Interesting. Even though I am a bigger fan of MHI, I think Grimnoir is actually stronger writing. I just read on Larry's site that Son of The Black Sword won Best Fantasy at DragonCon. I have no idea how significant that is though. Dead Six is still my favorite by Correia (co-authored).
When I was a mere slip of a lad, getting ready for my first Bering Sea patrol on my Coast Guard Cutter, Spike Walker's Working The Edge was handed to me as a good primer on what I was about to get into. We passed several copies of that book around the ship.
22 years later, I walked into the winery down the road from my house, and there was Spike, with several new books I knew nothing about. We chatted for quite a while, swapped sea stories (some of which were probably even true) and I bought two books from him: Coming Back Alive and On the Edge of Survival, which features one my old units.
I was up way to late that night, finishing On the Edge of Survival. While I certainly had a personal affinity for the story, it is a great adventure yarn in its own right.
I'd also recommend Thompson's Deadliest Sea. This is about the 2011 sinking of the F/V Alaska Ranger with 47 people on board, way the hell out in the Aleutians. I think one of the HH-60J crews broke the record for "most people crammed into a Jayhawk" on that one.
Grimnoir to me wasn't quite as funny as MHI. I also have a personal preference for books set in the present day for whatever reason, although the alternate history in Grimnoir was pretty interesting. Haven't read Black Sword yet; I understand that one is more hard fantasy, which I'm not sure I'll enjoy.

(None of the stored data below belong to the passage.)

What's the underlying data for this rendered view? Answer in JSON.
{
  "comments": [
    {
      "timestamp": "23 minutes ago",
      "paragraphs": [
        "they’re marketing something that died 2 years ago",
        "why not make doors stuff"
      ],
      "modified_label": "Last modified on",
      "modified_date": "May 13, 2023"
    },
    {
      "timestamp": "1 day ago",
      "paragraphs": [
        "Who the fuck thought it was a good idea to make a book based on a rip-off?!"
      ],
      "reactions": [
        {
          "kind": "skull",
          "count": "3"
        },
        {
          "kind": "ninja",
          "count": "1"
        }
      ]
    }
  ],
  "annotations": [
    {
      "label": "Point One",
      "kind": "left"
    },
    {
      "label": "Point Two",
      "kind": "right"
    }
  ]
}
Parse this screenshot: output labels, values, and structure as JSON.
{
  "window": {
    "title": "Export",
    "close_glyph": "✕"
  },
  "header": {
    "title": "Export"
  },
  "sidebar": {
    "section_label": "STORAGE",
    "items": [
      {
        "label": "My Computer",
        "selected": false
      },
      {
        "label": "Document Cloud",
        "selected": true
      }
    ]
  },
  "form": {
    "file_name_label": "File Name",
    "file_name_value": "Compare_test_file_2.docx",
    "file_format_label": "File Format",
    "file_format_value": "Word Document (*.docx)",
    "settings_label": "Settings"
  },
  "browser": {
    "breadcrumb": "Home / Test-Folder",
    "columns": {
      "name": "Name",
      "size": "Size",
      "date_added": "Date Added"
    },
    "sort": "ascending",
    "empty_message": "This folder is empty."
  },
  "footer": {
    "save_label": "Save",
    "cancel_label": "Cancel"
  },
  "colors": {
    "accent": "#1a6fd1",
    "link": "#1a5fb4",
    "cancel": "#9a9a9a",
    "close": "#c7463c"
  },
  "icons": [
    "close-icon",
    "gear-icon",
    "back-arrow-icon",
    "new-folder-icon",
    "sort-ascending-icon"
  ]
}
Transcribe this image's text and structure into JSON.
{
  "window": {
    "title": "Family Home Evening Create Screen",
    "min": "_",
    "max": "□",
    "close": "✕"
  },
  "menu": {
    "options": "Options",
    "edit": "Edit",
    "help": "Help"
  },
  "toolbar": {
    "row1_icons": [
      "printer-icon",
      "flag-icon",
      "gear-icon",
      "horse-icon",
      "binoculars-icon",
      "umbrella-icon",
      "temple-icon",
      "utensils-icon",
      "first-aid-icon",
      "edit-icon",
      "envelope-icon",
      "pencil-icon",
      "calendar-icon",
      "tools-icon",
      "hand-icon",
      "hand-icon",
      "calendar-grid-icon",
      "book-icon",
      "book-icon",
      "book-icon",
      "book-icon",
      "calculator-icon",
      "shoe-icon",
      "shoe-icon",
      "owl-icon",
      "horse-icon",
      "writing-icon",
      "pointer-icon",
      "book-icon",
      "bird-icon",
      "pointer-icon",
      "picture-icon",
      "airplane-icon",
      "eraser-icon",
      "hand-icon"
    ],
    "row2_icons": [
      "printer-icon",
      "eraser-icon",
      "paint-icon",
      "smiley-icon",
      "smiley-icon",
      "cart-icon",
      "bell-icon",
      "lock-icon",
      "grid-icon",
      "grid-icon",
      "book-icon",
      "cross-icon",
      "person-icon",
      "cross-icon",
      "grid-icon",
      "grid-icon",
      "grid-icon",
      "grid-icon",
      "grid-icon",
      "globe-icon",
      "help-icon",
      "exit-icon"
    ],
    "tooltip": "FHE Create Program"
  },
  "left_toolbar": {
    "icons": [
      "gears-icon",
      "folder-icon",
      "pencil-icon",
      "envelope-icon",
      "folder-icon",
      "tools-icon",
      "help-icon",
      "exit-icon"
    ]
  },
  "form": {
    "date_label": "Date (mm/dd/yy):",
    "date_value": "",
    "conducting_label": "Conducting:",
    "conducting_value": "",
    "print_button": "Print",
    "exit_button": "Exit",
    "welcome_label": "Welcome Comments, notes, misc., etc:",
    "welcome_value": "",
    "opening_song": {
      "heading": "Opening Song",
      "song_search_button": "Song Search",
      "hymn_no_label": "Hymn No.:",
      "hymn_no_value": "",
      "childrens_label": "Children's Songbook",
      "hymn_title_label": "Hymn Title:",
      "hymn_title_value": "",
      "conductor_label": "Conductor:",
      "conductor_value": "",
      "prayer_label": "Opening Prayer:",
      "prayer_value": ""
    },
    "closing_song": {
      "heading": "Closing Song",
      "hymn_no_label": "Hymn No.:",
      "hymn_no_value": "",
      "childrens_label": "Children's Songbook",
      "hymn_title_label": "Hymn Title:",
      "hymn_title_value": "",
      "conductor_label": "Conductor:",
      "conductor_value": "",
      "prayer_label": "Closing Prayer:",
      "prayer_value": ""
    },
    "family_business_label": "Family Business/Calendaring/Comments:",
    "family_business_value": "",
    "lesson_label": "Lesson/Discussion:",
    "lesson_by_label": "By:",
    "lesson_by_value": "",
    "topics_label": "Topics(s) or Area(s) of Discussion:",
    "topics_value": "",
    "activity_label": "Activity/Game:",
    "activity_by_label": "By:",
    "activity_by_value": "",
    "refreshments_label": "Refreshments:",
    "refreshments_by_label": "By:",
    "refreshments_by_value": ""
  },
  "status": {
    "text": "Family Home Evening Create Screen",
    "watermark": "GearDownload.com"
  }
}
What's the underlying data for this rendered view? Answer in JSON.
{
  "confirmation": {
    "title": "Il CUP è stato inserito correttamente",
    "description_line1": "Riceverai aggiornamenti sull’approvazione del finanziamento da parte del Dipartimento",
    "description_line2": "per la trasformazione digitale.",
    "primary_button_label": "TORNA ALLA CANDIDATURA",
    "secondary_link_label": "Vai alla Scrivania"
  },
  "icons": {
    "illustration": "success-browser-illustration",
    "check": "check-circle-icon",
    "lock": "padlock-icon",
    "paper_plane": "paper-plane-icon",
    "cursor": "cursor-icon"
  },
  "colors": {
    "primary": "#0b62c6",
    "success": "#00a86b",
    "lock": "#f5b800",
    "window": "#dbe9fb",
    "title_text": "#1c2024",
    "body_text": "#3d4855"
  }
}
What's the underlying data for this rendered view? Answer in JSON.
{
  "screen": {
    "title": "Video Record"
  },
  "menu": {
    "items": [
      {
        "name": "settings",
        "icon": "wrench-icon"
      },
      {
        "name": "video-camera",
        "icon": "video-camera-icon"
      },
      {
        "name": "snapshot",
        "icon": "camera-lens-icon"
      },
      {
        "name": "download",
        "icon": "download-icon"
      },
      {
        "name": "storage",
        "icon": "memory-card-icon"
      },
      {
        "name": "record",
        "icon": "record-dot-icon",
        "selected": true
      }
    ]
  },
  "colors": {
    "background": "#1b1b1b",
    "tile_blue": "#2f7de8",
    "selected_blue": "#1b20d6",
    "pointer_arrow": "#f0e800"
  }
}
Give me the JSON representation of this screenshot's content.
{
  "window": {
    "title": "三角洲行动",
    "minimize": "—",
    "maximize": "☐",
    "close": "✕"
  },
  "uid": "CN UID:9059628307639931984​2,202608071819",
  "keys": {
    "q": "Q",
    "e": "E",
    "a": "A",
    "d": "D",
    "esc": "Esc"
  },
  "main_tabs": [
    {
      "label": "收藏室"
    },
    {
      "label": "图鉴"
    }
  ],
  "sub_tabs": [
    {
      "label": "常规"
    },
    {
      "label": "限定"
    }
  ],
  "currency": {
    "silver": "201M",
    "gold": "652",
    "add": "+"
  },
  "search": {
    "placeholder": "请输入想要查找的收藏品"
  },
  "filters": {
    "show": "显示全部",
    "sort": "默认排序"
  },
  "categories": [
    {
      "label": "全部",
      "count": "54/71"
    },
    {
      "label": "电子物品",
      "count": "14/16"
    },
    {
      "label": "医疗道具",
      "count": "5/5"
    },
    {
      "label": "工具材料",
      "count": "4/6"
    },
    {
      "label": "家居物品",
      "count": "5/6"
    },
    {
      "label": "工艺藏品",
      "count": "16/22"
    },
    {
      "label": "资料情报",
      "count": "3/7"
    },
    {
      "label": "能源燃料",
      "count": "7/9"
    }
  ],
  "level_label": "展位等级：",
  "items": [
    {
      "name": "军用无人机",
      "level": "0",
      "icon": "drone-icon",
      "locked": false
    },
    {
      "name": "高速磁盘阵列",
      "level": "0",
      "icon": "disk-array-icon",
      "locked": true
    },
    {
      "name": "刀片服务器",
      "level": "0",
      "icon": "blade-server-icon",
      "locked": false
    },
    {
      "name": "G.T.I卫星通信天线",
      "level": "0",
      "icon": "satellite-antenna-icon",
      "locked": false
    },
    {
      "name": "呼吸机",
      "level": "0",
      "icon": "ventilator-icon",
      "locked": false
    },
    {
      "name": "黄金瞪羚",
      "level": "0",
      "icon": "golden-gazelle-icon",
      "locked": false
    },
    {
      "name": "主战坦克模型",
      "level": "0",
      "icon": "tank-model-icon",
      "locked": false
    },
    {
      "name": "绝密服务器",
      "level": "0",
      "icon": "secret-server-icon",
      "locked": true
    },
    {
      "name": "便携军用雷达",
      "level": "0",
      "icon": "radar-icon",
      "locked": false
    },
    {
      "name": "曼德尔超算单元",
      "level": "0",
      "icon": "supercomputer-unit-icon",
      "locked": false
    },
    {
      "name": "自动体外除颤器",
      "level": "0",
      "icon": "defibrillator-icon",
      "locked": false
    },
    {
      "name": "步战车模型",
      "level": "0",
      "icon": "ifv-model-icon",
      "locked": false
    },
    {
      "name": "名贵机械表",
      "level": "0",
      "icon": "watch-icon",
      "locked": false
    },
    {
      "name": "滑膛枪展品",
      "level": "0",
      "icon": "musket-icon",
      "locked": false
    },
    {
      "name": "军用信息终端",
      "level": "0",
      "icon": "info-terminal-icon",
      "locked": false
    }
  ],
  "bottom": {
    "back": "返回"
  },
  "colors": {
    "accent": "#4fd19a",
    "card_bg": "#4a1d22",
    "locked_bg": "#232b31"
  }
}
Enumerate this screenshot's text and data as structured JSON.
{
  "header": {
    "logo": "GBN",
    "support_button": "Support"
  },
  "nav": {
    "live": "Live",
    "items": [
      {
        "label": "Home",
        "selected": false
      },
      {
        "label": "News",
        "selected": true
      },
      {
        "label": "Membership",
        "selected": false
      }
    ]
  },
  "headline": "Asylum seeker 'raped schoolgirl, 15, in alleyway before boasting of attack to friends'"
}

Dead Six series was good, but I preferred MHI.
Last edited by Cheap Shot; 09-10-2016 at 08:52 PM.
A few books I really enjoyed.
Washington's General: Nathanael Greene and the Triumph of the American Revolution by Terry Golway
Deep Survival: Who Lives, Who Dies, and Why by Laurence Gonzales
The Invisible Gorilla: How Our Intuitions Deceive Us by Christopher Chabris and Daniel Simons
Beyond Band of Brothers: The War Memoirs of Major Dick Winters
Top of my list, though it's hard to find, is John Wray's South Sea Vagabonds.
It's the great depression, Auckland NZ, and Wray gets the sack. What he mostly wants to do is sail around the Pacific, but he hasn't a boat, or any money. So he learns to build a cruising sailboat on his parent's front lawn, out of materials he scavenges or steals.
It's a total shit show, but once the boat is in the water he never looks back. I love this book so much.